Biometric identification is becoming increasingly more common in airports, shopping centres and sports & music venues around the world. But whilst some States in the US have decided to ban the use of facial-recognition technology by law enforcement, it has been revealed that Kings Cross train station in London would be introducing facial-recognition software to identify people on the site who had previously committed an offence there. This revelation sparked numerous debates about our Big Brother culture here in the UK and whether this sort of technology was in breach of our human rights. But, if you thought facial-recognition was bad, check out these other hair-raising ways that the public can be monitored and identified using surveillance technology.
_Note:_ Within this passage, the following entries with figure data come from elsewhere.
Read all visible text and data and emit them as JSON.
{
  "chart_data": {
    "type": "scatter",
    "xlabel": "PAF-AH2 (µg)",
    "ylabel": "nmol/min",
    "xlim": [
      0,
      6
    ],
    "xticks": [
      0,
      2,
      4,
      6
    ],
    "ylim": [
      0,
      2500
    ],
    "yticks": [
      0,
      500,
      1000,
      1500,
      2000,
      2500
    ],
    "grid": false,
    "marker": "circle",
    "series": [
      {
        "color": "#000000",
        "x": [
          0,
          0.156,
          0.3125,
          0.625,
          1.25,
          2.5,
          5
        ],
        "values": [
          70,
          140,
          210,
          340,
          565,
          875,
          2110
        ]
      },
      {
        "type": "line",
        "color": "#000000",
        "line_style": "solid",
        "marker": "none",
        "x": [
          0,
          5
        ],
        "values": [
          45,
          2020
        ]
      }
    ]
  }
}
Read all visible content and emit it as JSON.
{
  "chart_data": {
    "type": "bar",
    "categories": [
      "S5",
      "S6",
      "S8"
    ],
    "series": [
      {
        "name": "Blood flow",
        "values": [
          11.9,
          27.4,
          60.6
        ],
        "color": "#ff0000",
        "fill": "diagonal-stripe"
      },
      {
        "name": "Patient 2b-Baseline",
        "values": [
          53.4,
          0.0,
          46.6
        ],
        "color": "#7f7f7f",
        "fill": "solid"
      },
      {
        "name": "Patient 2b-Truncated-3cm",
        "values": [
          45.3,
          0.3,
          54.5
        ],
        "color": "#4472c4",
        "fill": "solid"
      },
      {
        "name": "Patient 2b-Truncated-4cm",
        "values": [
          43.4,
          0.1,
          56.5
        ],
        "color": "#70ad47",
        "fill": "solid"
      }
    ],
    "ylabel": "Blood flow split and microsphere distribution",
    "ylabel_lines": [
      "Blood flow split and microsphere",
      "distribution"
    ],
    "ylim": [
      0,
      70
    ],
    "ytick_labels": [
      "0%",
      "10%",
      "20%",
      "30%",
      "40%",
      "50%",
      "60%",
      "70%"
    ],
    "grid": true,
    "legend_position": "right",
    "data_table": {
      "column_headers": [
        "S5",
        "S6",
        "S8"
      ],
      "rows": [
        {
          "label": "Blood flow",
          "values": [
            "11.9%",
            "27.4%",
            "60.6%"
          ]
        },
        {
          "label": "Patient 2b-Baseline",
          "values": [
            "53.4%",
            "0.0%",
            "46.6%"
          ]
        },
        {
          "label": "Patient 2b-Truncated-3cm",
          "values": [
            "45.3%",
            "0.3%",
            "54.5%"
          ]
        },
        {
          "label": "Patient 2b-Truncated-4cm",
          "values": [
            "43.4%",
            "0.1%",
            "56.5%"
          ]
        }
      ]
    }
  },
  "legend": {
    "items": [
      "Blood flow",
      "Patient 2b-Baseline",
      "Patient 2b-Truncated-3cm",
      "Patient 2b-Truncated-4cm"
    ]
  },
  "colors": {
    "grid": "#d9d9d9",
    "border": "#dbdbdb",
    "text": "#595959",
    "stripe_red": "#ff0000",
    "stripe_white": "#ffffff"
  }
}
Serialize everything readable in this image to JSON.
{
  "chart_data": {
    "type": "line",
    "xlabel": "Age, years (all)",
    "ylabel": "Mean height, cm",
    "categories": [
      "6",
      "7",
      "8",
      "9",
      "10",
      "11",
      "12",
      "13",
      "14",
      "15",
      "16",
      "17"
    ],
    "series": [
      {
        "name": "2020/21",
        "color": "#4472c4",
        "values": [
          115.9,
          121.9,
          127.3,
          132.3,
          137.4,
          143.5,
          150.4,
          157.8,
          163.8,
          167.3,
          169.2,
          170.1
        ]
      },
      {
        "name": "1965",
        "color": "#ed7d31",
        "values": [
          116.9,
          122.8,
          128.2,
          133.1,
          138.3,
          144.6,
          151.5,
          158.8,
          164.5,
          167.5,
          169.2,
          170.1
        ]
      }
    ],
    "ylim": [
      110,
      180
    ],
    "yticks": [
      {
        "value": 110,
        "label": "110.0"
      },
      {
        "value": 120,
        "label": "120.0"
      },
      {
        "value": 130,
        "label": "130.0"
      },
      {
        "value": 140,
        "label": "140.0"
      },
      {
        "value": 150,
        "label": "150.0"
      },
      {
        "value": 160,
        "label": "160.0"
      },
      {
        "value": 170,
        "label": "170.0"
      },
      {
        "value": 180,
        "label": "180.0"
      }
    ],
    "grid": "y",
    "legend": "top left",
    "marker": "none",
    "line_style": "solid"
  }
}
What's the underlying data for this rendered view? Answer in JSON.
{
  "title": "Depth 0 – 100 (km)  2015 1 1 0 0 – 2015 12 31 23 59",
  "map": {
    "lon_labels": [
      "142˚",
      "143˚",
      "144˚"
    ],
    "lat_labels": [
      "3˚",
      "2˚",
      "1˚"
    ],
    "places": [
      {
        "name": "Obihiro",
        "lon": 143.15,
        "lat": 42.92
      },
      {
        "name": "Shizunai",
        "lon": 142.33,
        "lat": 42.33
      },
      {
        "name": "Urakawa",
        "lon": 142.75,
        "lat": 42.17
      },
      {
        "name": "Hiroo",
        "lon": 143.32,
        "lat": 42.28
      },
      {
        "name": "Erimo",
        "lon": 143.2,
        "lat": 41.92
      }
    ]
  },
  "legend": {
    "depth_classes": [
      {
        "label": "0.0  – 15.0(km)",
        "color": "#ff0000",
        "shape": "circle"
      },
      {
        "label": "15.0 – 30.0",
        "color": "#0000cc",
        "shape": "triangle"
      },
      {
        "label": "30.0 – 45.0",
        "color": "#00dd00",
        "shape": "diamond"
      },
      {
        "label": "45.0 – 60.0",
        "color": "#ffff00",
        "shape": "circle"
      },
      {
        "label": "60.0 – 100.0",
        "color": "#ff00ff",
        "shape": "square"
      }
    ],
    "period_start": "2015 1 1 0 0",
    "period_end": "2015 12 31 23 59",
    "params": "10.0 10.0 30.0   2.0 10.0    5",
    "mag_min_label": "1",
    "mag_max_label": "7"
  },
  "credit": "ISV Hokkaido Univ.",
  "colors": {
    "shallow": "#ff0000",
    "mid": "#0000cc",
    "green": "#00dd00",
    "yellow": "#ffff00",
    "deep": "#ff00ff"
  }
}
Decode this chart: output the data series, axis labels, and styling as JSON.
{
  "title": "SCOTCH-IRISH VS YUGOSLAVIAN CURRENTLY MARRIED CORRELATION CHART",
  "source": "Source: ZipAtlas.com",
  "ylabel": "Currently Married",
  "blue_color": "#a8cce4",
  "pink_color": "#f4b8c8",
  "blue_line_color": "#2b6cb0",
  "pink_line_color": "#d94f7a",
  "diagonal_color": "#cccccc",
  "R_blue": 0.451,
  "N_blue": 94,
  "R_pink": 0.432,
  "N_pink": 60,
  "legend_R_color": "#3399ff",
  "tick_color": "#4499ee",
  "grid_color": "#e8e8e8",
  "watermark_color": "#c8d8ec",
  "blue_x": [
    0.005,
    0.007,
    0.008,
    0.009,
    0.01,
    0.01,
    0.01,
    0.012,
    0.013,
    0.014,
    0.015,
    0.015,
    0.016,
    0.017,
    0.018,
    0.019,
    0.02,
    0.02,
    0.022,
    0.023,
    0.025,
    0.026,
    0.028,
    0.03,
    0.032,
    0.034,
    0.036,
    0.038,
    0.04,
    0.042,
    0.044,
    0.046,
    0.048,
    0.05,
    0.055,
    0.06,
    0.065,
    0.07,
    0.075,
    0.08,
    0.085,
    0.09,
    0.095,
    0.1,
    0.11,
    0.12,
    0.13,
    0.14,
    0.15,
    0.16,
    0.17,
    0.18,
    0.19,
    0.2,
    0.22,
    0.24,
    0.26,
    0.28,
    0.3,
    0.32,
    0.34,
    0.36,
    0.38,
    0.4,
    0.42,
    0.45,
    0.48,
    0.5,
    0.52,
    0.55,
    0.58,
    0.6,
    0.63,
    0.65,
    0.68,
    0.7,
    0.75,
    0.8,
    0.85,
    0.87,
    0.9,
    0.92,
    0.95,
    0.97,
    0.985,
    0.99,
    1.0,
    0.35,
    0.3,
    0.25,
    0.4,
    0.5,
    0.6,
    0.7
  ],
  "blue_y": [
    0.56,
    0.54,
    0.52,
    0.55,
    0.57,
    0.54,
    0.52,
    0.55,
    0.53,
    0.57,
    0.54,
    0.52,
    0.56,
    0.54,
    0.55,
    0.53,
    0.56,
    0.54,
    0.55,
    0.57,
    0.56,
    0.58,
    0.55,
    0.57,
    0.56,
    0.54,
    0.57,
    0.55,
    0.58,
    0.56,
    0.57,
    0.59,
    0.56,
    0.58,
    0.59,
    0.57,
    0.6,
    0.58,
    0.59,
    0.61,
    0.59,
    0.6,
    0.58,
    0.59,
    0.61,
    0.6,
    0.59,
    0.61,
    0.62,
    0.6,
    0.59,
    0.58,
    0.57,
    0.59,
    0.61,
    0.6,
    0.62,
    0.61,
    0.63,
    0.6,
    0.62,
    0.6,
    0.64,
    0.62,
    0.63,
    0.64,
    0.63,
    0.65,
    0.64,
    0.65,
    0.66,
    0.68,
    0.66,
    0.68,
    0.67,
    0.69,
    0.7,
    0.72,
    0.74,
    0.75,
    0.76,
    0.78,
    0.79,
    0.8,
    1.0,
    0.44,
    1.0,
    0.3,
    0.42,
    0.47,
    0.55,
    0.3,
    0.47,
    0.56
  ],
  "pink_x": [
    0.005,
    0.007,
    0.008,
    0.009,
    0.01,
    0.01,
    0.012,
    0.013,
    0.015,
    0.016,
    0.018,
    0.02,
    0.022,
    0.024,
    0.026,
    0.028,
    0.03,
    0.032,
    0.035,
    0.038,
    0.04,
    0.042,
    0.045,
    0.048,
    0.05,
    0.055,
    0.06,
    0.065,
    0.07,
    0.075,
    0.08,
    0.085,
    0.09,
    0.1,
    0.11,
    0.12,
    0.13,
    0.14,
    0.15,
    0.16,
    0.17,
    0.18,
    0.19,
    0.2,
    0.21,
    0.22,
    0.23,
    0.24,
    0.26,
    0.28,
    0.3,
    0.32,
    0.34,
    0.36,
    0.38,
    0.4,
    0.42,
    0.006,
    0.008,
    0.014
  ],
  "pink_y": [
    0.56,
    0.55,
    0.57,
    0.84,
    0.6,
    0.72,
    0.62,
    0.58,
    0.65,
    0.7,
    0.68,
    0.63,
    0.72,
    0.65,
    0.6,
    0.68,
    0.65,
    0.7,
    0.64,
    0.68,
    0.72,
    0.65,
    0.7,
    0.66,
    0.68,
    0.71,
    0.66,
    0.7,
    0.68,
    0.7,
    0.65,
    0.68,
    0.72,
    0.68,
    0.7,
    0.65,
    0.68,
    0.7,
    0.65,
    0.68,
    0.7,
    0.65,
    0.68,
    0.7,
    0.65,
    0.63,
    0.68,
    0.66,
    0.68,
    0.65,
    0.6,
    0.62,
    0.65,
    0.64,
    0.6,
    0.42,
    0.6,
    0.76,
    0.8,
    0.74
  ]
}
Your heartbeat is just as unique as your iris or fingerprint and can also be used to tell us apart from one another. The Pentagon has developed a laser, known as Jetson, which can be used to identify a person from a distance using a technique known as doppler vibrometry which identifies surface movement on the skin caused by a heartbeat.
How You Walk
Similarly to our heartbeats, the way we move can be very unique to us. Earlier this year the Chinese Police began using a technology known as gait recognition. Gait recognition works by analysing metrics about a person’s walk and then stores them in a national database. Although it’s not as intrusive as the 200m distance of the Jetson laser, Gait software can identify a person based on the way they walk from 50 meters away, even if they are disguised or have their back turned.
Yes, that’s right. Your body odour could be used as a biometric identifier. Your smell contains chemical patterns which remain unaffected by bodily changes, deodorants or perfumes. Although this is something which has been used by police forces the world over for a while now, having computers undertake the task is still a relatively new concept. However, there are still concerns about how well this technology would work in a crowd of people opposed to individual authentication.
In a world where car theft has become a daily occurrence, engineers from the Advanced Institute of Industrial Technology have developed a biometric anti-theft system which detects the shape of your rear-end, another unique quality we all have. The seat is fitted with sensors that measure pressure, a reading is then plotted to create a 3D image map of your backside so that anyone who isn’t you, isn’t going anywhere. This is great if you want to avoid your car being stolen, not so great if you want your partner to give you a taxi-ride back from the pub on a Friday night.
In conclusion, it seems the world is gearing up for many different (some more intrusive) ways of monitoring and identifying the general public. But what is clear, whether they are using some for the prevention of crime or not, is that the world is starting to feel a lot like George Orwell’s Nineteen Eighty-Four.